Compare the difference between the development set and validation set by p or compare the difference between different prognosis in the development set by p under univariate analysis. BMI, body mass index; PH, degree of acid or alkali; MAP, mean arterial pressure; FER, Ferritin; WBC, white blood cell; RBC, red blood count; T3, triiodothyronine; T4, tetraiodothyronine; TSH, thyroid-stimulating hormone; GLU, glucose.
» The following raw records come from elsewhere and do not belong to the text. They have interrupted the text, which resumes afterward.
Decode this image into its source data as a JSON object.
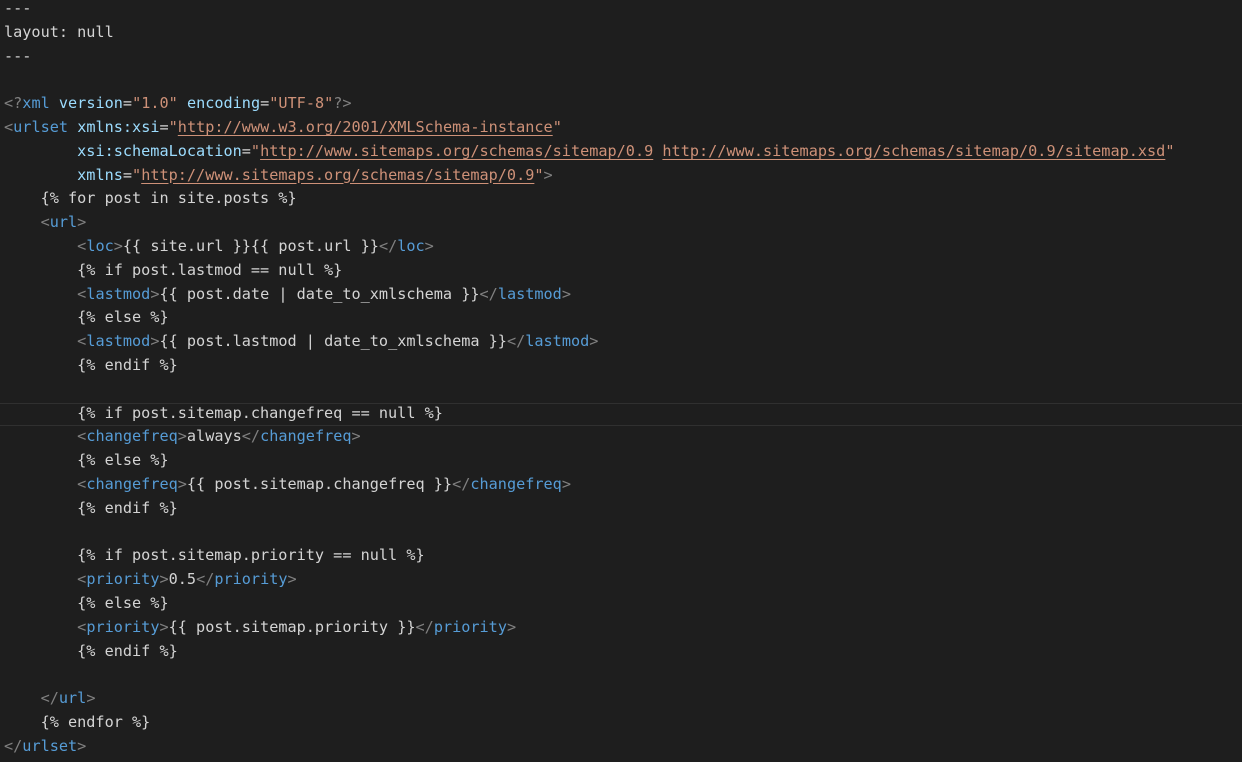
{
  "editor": {
    "colors": {
      "background": "#1e1e1e",
      "default_text": "#d4d4d4",
      "punctuation": "#808080",
      "tag": "#569cd6",
      "attribute": "#9cdcfe",
      "string": "#ce9178"
    },
    "current_line": 17,
    "lines": [
      [
        [
          "default",
          "---"
        ]
      ],
      [
        [
          "default",
          "layout: null"
        ]
      ],
      [
        [
          "default",
          "---"
        ]
      ],
      [],
      [
        [
          "punct",
          "<?"
        ],
        [
          "tag",
          "xml"
        ],
        [
          "default",
          " "
        ],
        [
          "attr",
          "version"
        ],
        [
          "default",
          "="
        ],
        [
          "str",
          "\"1.0\""
        ],
        [
          "default",
          " "
        ],
        [
          "attr",
          "encoding"
        ],
        [
          "default",
          "="
        ],
        [
          "str",
          "\"UTF-8\""
        ],
        [
          "punct",
          "?>"
        ]
      ],
      [
        [
          "punct",
          "<"
        ],
        [
          "tag",
          "urlset"
        ],
        [
          "default",
          " "
        ],
        [
          "attr",
          "xmlns:xsi"
        ],
        [
          "default",
          "="
        ],
        [
          "str",
          "\""
        ],
        [
          "link",
          "http://www.w3.org/2001/XMLSchema-instance"
        ],
        [
          "str",
          "\""
        ]
      ],
      [
        [
          "default",
          "        "
        ],
        [
          "attr",
          "xsi:schemaLocation"
        ],
        [
          "default",
          "="
        ],
        [
          "str",
          "\""
        ],
        [
          "link",
          "http://www.sitemaps.org/schemas/sitemap/0.9"
        ],
        [
          "str",
          " "
        ],
        [
          "link",
          "http://www.sitemaps.org/schemas/sitemap/0.9/sitemap.xsd"
        ],
        [
          "str",
          "\""
        ]
      ],
      [
        [
          "default",
          "        "
        ],
        [
          "attr",
          "xmlns"
        ],
        [
          "default",
          "="
        ],
        [
          "str",
          "\""
        ],
        [
          "link",
          "http://www.sitemaps.org/schemas/sitemap/0.9"
        ],
        [
          "str",
          "\""
        ],
        [
          "punct",
          ">"
        ]
      ],
      [
        [
          "default",
          "    {% for post in site.posts %}"
        ]
      ],
      [
        [
          "default",
          "    "
        ],
        [
          "punct",
          "<"
        ],
        [
          "tag",
          "url"
        ],
        [
          "punct",
          ">"
        ]
      ],
      [
        [
          "default",
          "        "
        ],
        [
          "punct",
          "<"
        ],
        [
          "tag",
          "loc"
        ],
        [
          "punct",
          ">"
        ],
        [
          "default",
          "{{ site.url }}{{ post.url }}"
        ],
        [
          "punct",
          "</"
        ],
        [
          "tag",
          "loc"
        ],
        [
          "punct",
          ">"
        ]
      ],
      [
        [
          "default",
          "        {% if post.lastmod == null %}"
        ]
      ],
      [
        [
          "default",
          "        "
        ],
        [
          "punct",
          "<"
        ],
        [
          "tag",
          "lastmod"
        ],
        [
          "punct",
          ">"
        ],
        [
          "default",
          "{{ post.date | date_to_xmlschema }}"
        ],
        [
          "punct",
          "</"
        ],
        [
          "tag",
          "lastmod"
        ],
        [
          "punct",
          ">"
        ]
      ],
      [
        [
          "default",
          "        {% else %}"
        ]
      ],
      [
        [
          "default",
          "        "
        ],
        [
          "punct",
          "<"
        ],
        [
          "tag",
          "lastmod"
        ],
        [
          "punct",
          ">"
        ],
        [
          "default",
          "{{ post.lastmod | date_to_xmlschema }}"
        ],
        [
          "punct",
          "</"
        ],
        [
          "tag",
          "lastmod"
        ],
        [
          "punct",
          ">"
        ]
      ],
      [
        [
          "default",
          "        {% endif %}"
        ]
      ],
      [],
      [
        [
          "default",
          "        {% if post.sitemap.changefreq == null %}"
        ]
      ],
      [
        [
          "default",
          "        "
        ],
        [
          "punct",
          "<"
        ],
        [
          "tag",
          "changefreq"
        ],
        [
          "punct",
          ">"
        ],
        [
          "default",
          "always"
        ],
        [
          "punct",
          "</"
        ],
        [
          "tag",
          "changefreq"
        ],
        [
          "punct",
          ">"
        ]
      ],
      [
        [
          "default",
          "        {% else %}"
        ]
      ],
      [
        [
          "default",
          "        "
        ],
        [
          "punct",
          "<"
        ],
        [
          "tag",
          "changefreq"
        ],
        [
          "punct",
          ">"
        ],
        [
          "default",
          "{{ post.sitemap.changefreq }}"
        ],
        [
          "punct",
          "</"
        ],
        [
          "tag",
          "changefreq"
        ],
        [
          "punct",
          ">"
        ]
      ],
      [
        [
          "default",
          "        {% endif %}"
        ]
      ],
      [],
      [
        [
          "default",
          "        {% if post.sitemap.priority == null %}"
        ]
      ],
      [
        [
          "default",
          "        "
        ],
        [
          "punct",
          "<"
        ],
        [
          "tag",
          "priority"
        ],
        [
          "punct",
          ">"
        ],
        [
          "default",
          "0.5"
        ],
        [
          "punct",
          "</"
        ],
        [
          "tag",
          "priority"
        ],
        [
          "punct",
          ">"
        ]
      ],
      [
        [
          "default",
          "        {% else %}"
        ]
      ],
      [
        [
          "default",
          "        "
        ],
        [
          "punct",
          "<"
        ],
        [
          "tag",
          "priority"
        ],
        [
          "punct",
          ">"
        ],
        [
          "default",
          "{{ post.sitemap.priority }}"
        ],
        [
          "punct",
          "</"
        ],
        [
          "tag",
          "priority"
        ],
        [
          "punct",
          ">"
        ]
      ],
      [
        [
          "default",
          "        {% endif %}"
        ]
      ],
      [],
      [
        [
          "default",
          "    "
        ],
        [
          "punct",
          "</"
        ],
        [
          "tag",
          "url"
        ],
        [
          "punct",
          ">"
        ]
      ],
      [
        [
          "default",
          "    {% endfor %}"
        ]
      ],
      [
        [
          "punct",
          "</"
        ],
        [
          "tag",
          "urlset"
        ],
        [
          "punct",
          ">"
        ]
      ]
    ]
  }
}
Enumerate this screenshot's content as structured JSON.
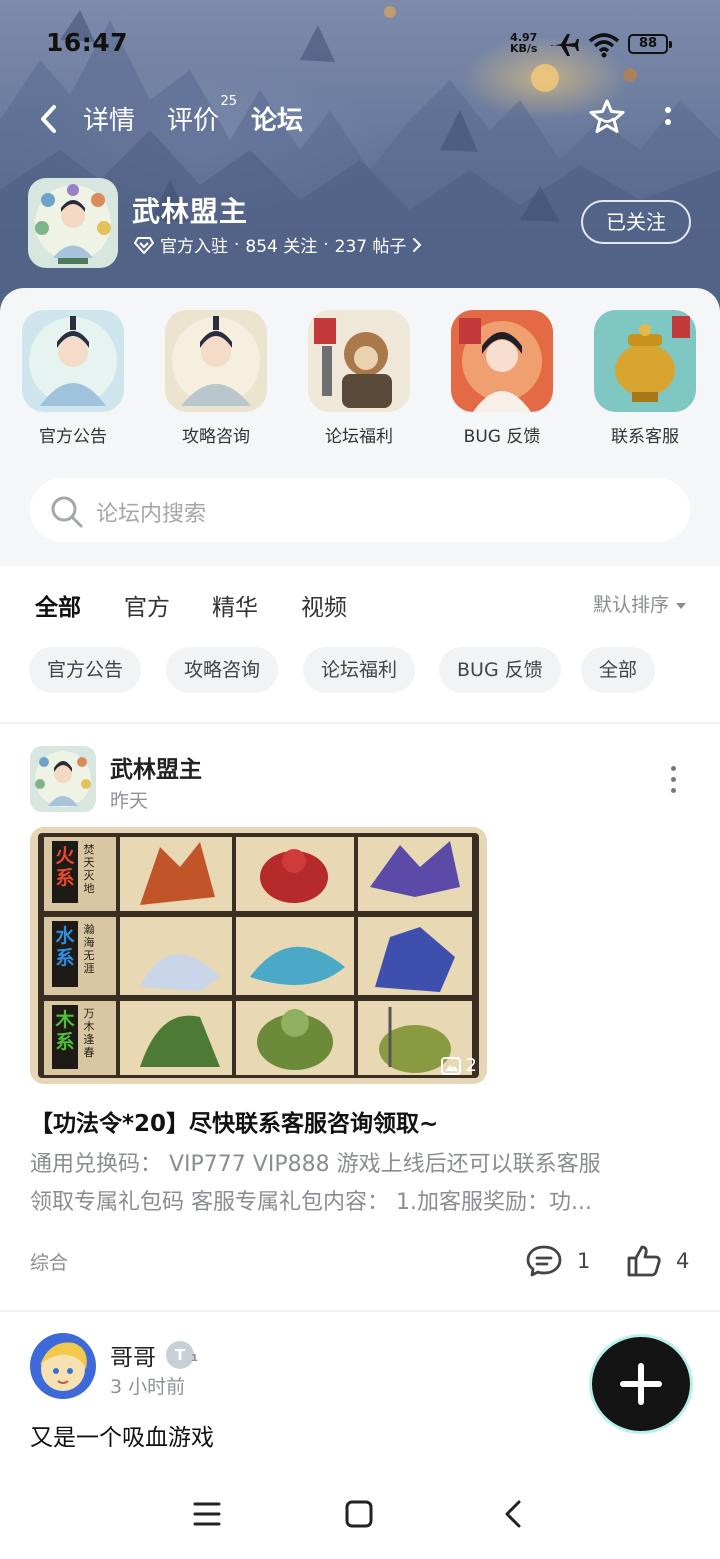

Prognostic factors for HEV-ALF patients’ 7-day, 28-day and 90-day mortality

A univariate Cox analysis was firstly performed to observe the influences of clinical and laboratory parameters on HEV-ALF patients’ 7-day, 28-day and 90-day mortality, which indicated that HE, bacterial infection, alanine aminotransferase (ALT), γ-glutamyl transpeptidase (GGT), albumin (ALB), urea nitrogen (UREA), creatinine (CR), total bilirubin (TBIL), direct bilirubin (DBIL), the INR, prothrombin time (PT), cholinesterase (CHE), triglyceride (TG), total cholesterol, glucose, total triiodothyronine), neutrophil-to-lymphocyte ratio (NLR), RDW to lymphocyte ratio (RLR), platelet (PLT) count, and organ failure were all prognostic factors for HEV-ALF patients’ survival. Subsequently, multivariable analyses continued to demonstrate that GGT, ALB, TBIL, UREA, CR, INR, and NLR levels were independent risk factors for HEV-ALF patients’ survival (Table 1).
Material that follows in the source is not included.